Used for its healing abilities for thousands of years, this edible fungus fits the definition of a true superfood.
Often referenced as the king of the mushrooms, research in Japan, China, the U.S. and the U.K. demonstrate that reishi mushrooms are capable of offering protection against numerous diseases or illnesses.
Working as an “immune modulator,” reishi mushrooms help restore hormonal balance, bringing the body back to homeostasis while regulating activity of the immune system. This helps in the good fight against tumours and cancerous cells.
Reishi mushrooms act as a normalizing substance, regulating various cellular functions and systems, including the endocrine (hormonal), immune, cardiovascular, central nervous and digestive system.
Often referred to as Hen of the Woods, Maitake Mushrooms are not only delicious, they also boast of some amazing health benefits.
From regulating blood sugar to dropping cholesterol levels, Maitake work as adaptogens. Their powerful properties naturally restore and balance the body to promote better health.
Animal studies show maitake mushrooms are thought to boost immune function, reduce cholesterol, fight viruses and cancer and modulate blood pressure and sugar levels.
Recently, several promising studies have researched the potential connection between the maitake mushroom and cancer.
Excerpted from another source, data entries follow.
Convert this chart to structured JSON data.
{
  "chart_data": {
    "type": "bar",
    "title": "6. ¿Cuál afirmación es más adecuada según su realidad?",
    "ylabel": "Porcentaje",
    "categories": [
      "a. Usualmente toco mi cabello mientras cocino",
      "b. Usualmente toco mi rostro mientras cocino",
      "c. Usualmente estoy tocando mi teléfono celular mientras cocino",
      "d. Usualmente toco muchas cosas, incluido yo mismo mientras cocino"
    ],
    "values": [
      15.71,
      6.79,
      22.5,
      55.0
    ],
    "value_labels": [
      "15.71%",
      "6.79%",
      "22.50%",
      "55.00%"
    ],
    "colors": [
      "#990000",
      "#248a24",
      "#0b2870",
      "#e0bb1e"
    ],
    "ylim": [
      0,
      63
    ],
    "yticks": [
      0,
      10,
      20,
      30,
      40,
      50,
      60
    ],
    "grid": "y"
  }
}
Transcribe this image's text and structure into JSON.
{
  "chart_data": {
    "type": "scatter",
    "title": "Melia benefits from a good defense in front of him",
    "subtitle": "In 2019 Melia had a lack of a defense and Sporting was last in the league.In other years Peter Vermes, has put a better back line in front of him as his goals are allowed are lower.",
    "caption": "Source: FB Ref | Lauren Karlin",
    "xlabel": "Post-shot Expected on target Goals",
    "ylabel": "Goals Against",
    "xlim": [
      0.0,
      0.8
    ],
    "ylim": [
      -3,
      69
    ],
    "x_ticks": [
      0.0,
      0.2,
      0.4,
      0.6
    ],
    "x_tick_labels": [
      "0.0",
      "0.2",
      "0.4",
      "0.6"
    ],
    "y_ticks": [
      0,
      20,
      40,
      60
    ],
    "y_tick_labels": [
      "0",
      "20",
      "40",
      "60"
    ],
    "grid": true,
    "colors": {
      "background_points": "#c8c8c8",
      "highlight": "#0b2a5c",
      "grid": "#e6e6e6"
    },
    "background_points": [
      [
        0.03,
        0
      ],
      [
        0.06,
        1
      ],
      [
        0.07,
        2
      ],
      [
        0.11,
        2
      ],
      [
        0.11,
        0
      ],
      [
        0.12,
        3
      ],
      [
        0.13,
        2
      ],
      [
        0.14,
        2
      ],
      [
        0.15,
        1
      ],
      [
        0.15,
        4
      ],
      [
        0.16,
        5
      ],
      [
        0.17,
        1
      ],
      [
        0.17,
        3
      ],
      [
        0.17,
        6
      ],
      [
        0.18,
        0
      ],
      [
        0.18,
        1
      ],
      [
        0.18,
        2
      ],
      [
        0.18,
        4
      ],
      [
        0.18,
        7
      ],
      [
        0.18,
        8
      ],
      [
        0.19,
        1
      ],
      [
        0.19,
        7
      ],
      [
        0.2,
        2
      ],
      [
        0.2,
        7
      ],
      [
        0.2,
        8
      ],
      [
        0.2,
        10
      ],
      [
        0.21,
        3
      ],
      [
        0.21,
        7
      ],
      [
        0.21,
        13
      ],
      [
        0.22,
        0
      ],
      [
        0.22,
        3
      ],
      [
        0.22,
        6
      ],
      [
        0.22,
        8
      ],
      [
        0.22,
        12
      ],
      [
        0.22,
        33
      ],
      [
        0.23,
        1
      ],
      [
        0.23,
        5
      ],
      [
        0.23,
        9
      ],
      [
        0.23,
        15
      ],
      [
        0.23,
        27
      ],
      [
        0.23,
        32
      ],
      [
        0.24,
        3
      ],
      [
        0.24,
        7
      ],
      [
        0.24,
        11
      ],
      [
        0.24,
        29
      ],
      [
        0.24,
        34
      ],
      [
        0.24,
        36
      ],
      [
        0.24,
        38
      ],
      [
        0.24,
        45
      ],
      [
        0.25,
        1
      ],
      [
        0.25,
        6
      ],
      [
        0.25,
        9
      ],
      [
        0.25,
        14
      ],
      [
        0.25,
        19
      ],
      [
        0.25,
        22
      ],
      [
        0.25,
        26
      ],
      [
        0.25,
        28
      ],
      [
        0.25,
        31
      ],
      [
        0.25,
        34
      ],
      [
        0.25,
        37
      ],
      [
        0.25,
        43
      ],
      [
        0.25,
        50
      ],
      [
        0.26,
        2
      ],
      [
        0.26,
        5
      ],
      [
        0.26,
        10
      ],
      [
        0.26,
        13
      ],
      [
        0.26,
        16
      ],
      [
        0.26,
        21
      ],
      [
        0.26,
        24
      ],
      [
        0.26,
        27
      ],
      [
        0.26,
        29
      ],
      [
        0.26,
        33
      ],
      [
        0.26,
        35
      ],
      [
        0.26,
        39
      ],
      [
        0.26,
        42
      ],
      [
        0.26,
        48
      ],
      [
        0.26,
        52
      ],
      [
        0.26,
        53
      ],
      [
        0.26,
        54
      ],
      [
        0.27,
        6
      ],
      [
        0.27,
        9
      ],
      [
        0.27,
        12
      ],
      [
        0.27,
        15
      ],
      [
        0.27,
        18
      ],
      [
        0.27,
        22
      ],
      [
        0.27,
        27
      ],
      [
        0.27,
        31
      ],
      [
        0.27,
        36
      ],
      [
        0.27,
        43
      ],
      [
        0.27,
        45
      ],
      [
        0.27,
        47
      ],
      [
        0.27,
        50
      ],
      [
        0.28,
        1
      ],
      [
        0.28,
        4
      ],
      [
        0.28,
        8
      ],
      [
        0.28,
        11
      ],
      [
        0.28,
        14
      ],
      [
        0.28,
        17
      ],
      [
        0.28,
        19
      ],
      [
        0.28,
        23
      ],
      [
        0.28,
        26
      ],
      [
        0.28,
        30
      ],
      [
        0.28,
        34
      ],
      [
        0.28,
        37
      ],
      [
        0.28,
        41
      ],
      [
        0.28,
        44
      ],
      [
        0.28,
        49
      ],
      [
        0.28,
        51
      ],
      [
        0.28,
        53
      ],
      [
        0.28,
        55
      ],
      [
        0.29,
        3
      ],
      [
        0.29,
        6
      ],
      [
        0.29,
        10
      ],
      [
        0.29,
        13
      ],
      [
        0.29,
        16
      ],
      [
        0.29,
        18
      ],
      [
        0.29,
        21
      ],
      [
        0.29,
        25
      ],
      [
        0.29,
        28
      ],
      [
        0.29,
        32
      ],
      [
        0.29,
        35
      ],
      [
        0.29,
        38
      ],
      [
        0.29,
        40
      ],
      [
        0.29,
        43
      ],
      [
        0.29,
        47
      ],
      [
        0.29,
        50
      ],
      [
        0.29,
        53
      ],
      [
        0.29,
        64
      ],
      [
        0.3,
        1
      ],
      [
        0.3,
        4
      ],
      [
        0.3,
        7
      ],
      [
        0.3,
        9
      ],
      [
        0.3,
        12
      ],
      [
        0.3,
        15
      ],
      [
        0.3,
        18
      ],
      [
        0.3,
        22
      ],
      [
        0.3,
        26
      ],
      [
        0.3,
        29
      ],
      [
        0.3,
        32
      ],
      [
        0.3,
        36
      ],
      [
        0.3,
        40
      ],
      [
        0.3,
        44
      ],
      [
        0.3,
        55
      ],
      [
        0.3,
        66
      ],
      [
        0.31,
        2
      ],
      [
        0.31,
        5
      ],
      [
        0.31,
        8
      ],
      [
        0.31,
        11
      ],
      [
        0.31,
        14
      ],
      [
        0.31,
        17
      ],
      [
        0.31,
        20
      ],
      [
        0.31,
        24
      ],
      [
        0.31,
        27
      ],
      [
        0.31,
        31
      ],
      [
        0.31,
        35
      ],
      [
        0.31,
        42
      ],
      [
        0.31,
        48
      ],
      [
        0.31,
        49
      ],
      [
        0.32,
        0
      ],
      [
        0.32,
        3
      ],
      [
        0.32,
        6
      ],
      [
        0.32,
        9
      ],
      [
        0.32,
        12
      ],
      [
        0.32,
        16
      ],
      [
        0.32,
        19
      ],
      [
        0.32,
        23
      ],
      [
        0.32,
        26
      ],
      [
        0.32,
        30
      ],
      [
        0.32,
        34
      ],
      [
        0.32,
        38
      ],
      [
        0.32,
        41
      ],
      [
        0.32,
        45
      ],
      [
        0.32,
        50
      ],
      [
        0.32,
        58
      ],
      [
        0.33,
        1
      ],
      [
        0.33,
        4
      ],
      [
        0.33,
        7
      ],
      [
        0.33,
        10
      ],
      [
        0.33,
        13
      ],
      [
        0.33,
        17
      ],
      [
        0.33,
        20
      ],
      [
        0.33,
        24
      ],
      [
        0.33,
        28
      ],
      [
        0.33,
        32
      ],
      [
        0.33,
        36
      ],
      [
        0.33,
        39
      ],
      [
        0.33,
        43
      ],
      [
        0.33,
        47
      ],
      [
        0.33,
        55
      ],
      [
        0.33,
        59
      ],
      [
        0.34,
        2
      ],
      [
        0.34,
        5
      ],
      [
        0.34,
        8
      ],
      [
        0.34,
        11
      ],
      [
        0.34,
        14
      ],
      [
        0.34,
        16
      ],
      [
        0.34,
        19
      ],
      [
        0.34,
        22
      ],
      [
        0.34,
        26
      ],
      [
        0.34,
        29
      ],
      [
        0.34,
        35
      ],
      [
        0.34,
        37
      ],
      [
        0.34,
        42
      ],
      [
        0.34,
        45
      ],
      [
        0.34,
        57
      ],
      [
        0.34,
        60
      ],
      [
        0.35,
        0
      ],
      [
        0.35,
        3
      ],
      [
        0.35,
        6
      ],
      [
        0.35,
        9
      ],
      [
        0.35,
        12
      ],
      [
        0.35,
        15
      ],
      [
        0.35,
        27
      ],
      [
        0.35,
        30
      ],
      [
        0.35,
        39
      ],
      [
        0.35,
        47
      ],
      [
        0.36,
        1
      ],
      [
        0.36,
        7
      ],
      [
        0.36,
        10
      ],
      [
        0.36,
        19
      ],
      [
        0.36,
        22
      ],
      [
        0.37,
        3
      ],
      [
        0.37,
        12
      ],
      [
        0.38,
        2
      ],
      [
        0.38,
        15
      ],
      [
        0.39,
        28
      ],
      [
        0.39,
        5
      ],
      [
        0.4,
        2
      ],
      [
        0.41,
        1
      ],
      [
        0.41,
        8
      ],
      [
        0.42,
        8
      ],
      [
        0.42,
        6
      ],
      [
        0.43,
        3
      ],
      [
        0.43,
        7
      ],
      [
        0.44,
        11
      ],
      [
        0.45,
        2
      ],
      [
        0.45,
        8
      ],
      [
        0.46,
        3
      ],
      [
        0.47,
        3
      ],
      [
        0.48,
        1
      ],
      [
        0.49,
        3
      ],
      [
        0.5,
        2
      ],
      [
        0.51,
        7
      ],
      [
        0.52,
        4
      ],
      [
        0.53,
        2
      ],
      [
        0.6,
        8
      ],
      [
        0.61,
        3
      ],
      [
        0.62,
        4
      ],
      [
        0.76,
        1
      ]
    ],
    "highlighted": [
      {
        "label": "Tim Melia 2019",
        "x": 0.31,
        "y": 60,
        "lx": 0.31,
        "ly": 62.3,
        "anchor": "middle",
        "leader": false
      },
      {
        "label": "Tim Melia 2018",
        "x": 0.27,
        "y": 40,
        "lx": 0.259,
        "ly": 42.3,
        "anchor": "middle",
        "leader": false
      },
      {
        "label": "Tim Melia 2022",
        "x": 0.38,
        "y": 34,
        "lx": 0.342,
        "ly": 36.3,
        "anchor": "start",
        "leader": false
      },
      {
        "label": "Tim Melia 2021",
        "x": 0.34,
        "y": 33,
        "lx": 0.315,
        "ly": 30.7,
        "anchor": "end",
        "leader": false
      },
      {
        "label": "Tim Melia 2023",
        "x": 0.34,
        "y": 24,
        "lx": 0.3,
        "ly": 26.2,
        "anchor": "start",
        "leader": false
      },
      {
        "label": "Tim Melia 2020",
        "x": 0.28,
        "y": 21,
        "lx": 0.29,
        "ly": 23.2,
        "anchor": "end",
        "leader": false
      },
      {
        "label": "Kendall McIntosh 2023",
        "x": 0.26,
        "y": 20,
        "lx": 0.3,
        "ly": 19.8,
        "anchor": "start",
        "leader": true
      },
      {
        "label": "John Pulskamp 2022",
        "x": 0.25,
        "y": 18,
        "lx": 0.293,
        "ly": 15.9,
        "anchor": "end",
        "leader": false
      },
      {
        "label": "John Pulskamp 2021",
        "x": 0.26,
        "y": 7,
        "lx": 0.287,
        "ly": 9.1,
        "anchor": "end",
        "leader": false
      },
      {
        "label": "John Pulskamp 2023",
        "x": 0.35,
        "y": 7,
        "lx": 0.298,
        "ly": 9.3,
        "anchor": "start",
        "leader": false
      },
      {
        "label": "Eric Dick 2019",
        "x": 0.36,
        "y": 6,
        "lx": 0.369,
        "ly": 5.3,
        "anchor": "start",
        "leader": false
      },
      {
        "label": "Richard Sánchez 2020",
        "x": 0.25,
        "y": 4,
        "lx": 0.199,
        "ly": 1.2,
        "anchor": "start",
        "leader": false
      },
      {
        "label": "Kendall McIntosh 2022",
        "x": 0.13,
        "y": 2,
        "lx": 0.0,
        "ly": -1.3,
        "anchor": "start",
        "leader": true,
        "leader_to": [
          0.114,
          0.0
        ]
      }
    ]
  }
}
Although research is still limited to animal models and in vitro studies, maitake mushrooms may contain powerful cancer-fighting properties .
Other research suggests maitake mushrooms may be therapeutic against PCOS (Polycystic ovarian syndrome) and could help combat common issues like infertility.
And animal studies indicates ingesting maitake mushroom for eight weeks lowers blood pressure as well as levels of triglycerides and cholesterol.
Cordyceps can help the body utilize oxygen more efficiently and enhance blood flow. This can be helpful for athletes or those who regularly work out. This mushroom has been shown to not only improve exercise and athletic performance, but also speed up post-workout muscle recovery. The mushroom is also known for stimulating both energy and the libido.